I get up, move back to my box, surveying the piles of my life teetering all over the apartment. I had virtually nothing when I moved in. Now look at all this crap. Ted's right. I am a packrat. “Are you nuts?”
“She's gonna figure out something's up when she comes over and you're not here.”
“I didn't say I wasn't ever going to tell my mother I'm moving. Although the idea is tempting. Once I'm in,
then
I'll tell her. No way am I going to give her a chance to try to convince me to move back in with her.”
“You know, that might not have been such a bad idea. Until you get back on your feet financially, I mean.”
I look up, shoving a hunk of hair out of my face. “Would you move back in with yours?”
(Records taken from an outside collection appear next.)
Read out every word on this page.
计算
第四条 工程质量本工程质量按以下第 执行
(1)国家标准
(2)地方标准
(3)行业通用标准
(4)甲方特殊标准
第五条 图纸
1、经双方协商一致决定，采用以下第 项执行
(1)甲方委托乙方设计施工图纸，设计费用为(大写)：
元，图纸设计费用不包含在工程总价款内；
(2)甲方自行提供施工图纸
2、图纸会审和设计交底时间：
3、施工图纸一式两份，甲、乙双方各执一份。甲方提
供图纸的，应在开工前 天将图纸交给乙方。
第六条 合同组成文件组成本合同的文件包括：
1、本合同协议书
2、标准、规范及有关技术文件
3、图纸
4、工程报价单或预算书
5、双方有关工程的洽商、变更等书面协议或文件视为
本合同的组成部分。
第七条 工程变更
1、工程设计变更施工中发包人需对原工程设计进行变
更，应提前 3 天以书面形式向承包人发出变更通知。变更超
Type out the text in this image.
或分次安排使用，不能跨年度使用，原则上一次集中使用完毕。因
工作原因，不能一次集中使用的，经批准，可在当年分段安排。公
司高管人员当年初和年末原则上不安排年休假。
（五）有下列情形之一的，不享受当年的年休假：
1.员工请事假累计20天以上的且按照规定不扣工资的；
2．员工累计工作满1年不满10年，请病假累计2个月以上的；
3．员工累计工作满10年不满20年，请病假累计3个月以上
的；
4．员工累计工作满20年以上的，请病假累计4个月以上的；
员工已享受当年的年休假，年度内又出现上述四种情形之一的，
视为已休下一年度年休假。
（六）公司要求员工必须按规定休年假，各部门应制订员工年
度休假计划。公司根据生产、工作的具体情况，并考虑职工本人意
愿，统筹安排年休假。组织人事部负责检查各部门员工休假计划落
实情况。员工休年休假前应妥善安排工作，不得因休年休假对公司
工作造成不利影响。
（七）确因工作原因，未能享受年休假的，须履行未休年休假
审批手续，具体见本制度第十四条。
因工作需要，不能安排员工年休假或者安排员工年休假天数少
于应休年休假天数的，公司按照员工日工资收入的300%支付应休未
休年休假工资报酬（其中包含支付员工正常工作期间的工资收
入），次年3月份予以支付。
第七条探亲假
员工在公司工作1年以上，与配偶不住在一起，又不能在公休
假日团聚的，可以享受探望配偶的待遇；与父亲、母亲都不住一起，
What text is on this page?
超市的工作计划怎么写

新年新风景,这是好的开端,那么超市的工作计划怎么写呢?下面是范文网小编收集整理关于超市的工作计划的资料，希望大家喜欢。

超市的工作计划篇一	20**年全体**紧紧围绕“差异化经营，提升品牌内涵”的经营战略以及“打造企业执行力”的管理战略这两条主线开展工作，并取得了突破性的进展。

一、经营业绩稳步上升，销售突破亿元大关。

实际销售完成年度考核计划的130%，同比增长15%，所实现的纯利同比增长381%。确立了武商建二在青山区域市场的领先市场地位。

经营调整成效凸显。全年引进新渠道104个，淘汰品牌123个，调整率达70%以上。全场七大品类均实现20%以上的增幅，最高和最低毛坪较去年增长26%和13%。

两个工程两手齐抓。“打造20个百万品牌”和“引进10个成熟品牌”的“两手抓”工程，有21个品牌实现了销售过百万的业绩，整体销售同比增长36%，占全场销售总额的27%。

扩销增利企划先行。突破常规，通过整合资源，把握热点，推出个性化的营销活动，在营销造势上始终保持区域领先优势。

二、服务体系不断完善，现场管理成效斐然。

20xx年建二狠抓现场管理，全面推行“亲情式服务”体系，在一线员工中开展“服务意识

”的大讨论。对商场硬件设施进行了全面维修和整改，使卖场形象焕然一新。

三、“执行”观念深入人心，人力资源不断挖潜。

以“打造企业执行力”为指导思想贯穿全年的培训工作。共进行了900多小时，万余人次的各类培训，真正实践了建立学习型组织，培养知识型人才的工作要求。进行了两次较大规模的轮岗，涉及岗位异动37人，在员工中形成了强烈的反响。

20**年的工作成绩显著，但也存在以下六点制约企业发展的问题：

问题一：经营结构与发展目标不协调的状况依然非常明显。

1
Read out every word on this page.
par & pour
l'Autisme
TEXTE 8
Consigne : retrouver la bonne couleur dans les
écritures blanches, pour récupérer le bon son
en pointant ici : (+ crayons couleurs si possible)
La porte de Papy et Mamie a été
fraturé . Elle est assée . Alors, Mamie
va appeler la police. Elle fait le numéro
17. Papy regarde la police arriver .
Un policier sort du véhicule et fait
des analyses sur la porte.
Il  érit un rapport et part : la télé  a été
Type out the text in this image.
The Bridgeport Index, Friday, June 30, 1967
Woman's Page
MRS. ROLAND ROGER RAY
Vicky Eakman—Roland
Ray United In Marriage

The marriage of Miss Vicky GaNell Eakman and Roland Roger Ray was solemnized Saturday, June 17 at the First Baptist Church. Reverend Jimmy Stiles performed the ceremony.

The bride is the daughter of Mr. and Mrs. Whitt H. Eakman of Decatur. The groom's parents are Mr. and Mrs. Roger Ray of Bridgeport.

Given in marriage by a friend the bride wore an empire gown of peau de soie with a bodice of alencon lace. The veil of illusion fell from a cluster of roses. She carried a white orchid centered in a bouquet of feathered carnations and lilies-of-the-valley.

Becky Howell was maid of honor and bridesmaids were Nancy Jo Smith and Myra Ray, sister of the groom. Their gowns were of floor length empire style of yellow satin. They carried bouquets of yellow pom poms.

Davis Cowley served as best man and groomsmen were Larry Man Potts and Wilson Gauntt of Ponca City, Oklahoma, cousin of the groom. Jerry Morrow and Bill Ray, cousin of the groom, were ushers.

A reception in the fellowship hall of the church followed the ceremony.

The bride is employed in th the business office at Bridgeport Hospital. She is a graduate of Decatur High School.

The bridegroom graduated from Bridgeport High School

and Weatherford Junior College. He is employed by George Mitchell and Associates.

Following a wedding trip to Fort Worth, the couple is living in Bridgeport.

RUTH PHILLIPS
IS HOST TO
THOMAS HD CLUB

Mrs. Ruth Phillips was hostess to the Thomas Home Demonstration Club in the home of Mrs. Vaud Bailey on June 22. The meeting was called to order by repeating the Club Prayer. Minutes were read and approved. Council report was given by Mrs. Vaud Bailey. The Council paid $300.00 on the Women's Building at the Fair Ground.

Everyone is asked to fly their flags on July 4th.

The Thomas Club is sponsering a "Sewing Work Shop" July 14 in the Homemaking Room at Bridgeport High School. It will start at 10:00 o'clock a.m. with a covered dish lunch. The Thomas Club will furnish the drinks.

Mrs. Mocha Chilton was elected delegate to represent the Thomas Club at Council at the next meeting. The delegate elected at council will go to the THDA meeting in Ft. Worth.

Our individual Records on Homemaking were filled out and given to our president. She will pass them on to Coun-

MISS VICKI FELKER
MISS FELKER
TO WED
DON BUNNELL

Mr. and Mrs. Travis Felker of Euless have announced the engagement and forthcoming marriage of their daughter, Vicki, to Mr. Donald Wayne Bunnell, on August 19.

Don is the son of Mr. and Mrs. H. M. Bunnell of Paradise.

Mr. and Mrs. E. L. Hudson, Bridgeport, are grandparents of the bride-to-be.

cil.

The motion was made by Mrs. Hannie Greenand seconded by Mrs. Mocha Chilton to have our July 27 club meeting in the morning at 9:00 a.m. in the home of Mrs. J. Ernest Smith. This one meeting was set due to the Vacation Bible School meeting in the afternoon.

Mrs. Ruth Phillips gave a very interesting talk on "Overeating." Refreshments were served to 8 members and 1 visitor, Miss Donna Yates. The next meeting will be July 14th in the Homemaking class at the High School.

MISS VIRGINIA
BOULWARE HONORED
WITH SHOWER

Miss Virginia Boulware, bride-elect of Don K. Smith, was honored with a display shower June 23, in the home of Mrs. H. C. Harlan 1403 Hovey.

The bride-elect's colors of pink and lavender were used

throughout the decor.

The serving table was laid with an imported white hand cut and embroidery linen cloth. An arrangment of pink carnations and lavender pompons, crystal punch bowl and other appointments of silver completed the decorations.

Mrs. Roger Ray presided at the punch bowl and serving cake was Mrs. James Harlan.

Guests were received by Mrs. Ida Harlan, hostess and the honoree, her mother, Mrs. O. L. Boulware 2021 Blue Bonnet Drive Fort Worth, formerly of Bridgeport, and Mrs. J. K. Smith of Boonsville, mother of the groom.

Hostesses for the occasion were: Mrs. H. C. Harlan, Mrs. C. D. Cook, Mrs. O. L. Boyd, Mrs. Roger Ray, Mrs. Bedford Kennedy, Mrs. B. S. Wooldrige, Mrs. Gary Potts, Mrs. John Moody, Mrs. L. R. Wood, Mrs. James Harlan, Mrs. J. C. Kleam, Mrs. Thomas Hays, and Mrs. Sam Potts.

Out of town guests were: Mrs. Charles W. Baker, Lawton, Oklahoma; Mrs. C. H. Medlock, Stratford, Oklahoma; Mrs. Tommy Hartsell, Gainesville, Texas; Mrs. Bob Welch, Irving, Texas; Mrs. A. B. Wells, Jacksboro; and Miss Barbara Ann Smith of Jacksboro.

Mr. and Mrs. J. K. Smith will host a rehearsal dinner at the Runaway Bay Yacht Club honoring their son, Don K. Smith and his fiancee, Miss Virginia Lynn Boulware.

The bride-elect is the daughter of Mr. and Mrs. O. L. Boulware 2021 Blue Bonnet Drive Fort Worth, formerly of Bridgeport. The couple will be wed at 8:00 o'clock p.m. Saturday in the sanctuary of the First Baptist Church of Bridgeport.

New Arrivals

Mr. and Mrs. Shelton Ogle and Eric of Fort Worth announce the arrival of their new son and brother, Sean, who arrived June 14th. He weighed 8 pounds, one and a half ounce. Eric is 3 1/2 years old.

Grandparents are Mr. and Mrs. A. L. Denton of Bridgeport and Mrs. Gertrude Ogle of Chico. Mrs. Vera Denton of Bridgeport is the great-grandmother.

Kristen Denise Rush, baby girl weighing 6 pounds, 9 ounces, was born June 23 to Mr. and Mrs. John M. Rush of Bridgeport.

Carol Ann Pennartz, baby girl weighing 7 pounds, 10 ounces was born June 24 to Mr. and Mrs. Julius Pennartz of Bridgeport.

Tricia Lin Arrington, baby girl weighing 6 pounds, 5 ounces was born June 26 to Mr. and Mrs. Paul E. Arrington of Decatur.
He actually pales. “Not in this lifetime.”
“Then I'll consider moving back in with my mother just as soon as you tell yours you're gay.”
Randall glowers, giving me a glimpse of the little boy he used to be.
“Speaking of which,” I say because I'm sick to death of talking about me, “when's your brother coming to stay with you?”
“Friday night.”
“And just how have we decided to handleâ¦things?”
“The old-fashioned way. By lying through our teeth.”
I straighten up, my hands on my hips. “And if that's not the stupidest idea I've ever heard, I don't know what is.”
“Well, nobody asked you, did they, missy?” he says. I snort. “Look, Ginge, it's just for a week. Al's going to go stay with her mom. Ted's going to sleep in her room, I'll stay in ours, Davis will sleep on the sofa bed in the living room. He'll think we're roommates.”